Una riqueza real e invaluable que debe ser protegida

El Ángel- Espejo.- El esfuerzo y el cansancio no se comparan en nada con la grata experiencia de conocer semi ocultas realidades de nuestro Ecuador.

Tuve la suerte de acompañar al coordinador de la Fundación ALTROPICO, Santiago Levy y al ambientalista Víctor Obando, junto a los colegas periodistas Ricardo Cabezas, Lorena Erazo y Daniel Enríquez a un recorrido especial en el cantón Espejo, concretamente al enigmático cañón del Morán.

Conservación es la tarea
La Fundación ALTROPICO viene ejecutando un proyecto financiado por la Alianza para los Ecosistemas Críticos CEPF, en donde se trabaja para la elaboración de un Plan de Acción de especies de alto valor para la Conservación.

Fue digno de aplauso tener esa invitación para conocer las actividades de este proyecto, más aún cuando los ecuatorianos debemos demostrar un alto compromiso en la defensa del Medio Ambiente, la conservación de la Biodiversidad y el Agua.

Naturaleza viva
Desde la ciudad de Ibarra nos trasladamos hasta la comunidad de la Cortadera, en la zona de Goaltal, cantón Espejo, la parte alta cercana a Maldonado.
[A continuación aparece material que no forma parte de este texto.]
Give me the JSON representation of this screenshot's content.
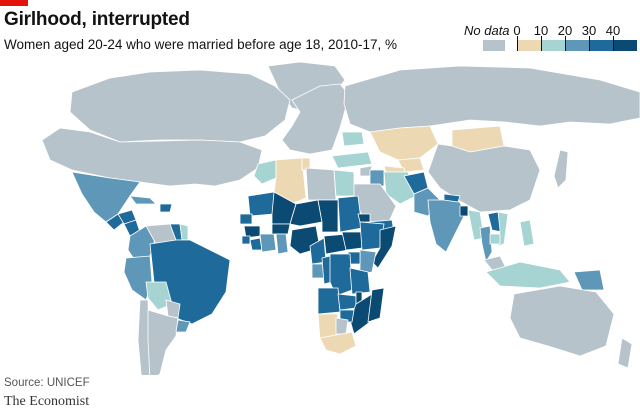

Ahí desayunamos, recibimos una exposición resumida del proyecto y de las actividades que realiza la Fundación.

Luego de eso , emprendimos una caminata de aproximadamente 3 horas, de exigencia moderada, hasta llegar a las cabañas del Pailón, en el Bosque Protector Golondrinas.

En este sitio y luego de resbaladas, tropiezos y unas cuantas caídas, almorzamos (atún, galletas y un jugo) antes de realizar una exploración del área. Desde arriba de la montaña, a unos 3 000 msnm, se tiene una vista espectacular de lo que rodea a este sector natural emblemático que debe ser cuidado y protegido por las autoridades correspondientes, sin pretexto alguno.

Los tonos de color verde se conjugan con los sonidos propios de las especies animales que felizmente todavía existen, aunque varias de ellas están en peligro de extinción y de lo que se sabe, algunas ya han desparecido para siempre.

El retorno hasta las cabañas del Pailón fue sentido con cansancio, pues fueron otras 2 horas, aproximadamente hasta llegar a la Comunidad de Morán, donde fuimos atendidos amablemente por comuneros del lugar. Nos alimentamos con gallina de campo y tilapia y a pernoctar hasta el otro día.